Rowan Callick From: The Australian May 10, 2011
THE 4000 refugees likely to come to Australia under the Malaysian solution are mainly Christians.
There are 93,000 asylum-seekers and proven refugees in Malaysia, most of them living in the Klang Valley in and around the capital Kuala Lumpur.
They are not being held in camps, but are living in poor, largely rented, accommodation "in the community" while they await either assessment by the UN High Commissioner for Refugees or, if already assessed as refugees, await placement in another country.
The UNHCR is helping them with training, and to get work, so that they can look after themselves as far as possible. They are free within Malaysia's borders, but mostly lack travel documents to go beyond.
Malaysia's high commissioner to Canberra, Salman Ahmad, said on Sunday that although his country was not a signatory to the UN refugee convention refugees in Malaysia were treated with respect and dignity. He said that while the 800 asylum-seekers to be sent from Australia under the plan would not be placed in detention they would be contactable and monitored by authorities.
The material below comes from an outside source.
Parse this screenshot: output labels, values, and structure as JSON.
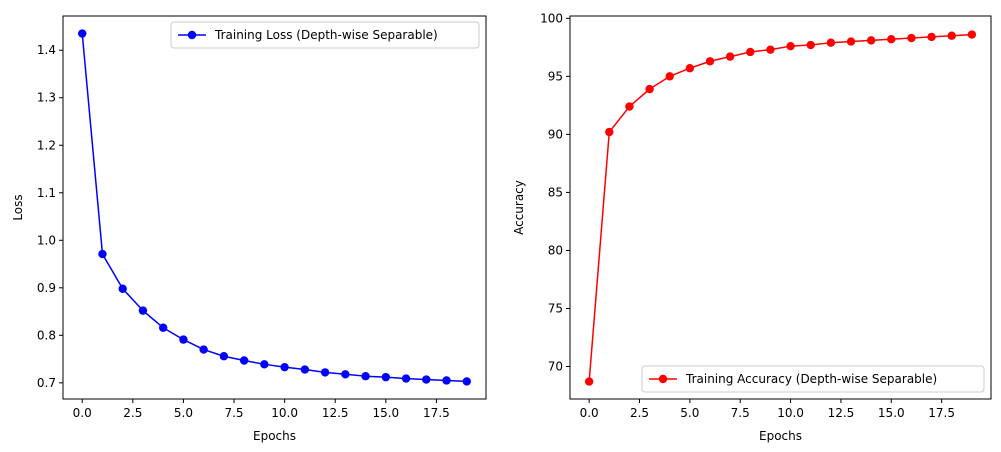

Small numbers of asylum-seekers or refugees in Malaysia have come from Afghanistan, Iraq, Somalia and Sri Lanka, almost all by plane.
But 92 per cent of them are from Burma. Most of these people have come overland through Thailand with the assistance of people-smugglers.
About 73,000 of them have already been assessed by the UNHCR as refugees, and are awaiting resettlement in third countries, with the alternatives being to return voluntarily to a Burma now run by a civilian government or to become "locally integrated" -- a less likely outcome.
They have escaped Burma for a range of reasons, including constant warfare between the army and hill tribes, and the persecution of regime opponents. They come from many areas of Burmese society, however, the biggest groups represented are Christian Chin (about 36,000), Muslim Rohingya (20,400), Burmese Muslims (9400), Mon (3900) and Kachin (3400).
Amnesty International Australia's refugee spokesman Graham Thom said yesterday that though they lived in the community they had no legal status so were frequently rounded up as part of regular clampdowns on the two million illegal foreign workers believed to be in Malaysia, alongside the two million legally in the country.
That was how asylum-seekers came to be in detention centres, where conditions had been condemned by Amnesty.
"Refugees are copping it every day. Once they are arrested, their documents are often disregarded or destroyed, and they are charged with being illegal and are caned," Mr Thom said.
"Refugee families live in fear that their children may go to the shops and not come back" -- and it was hard for the already stretched UNHCR to find them.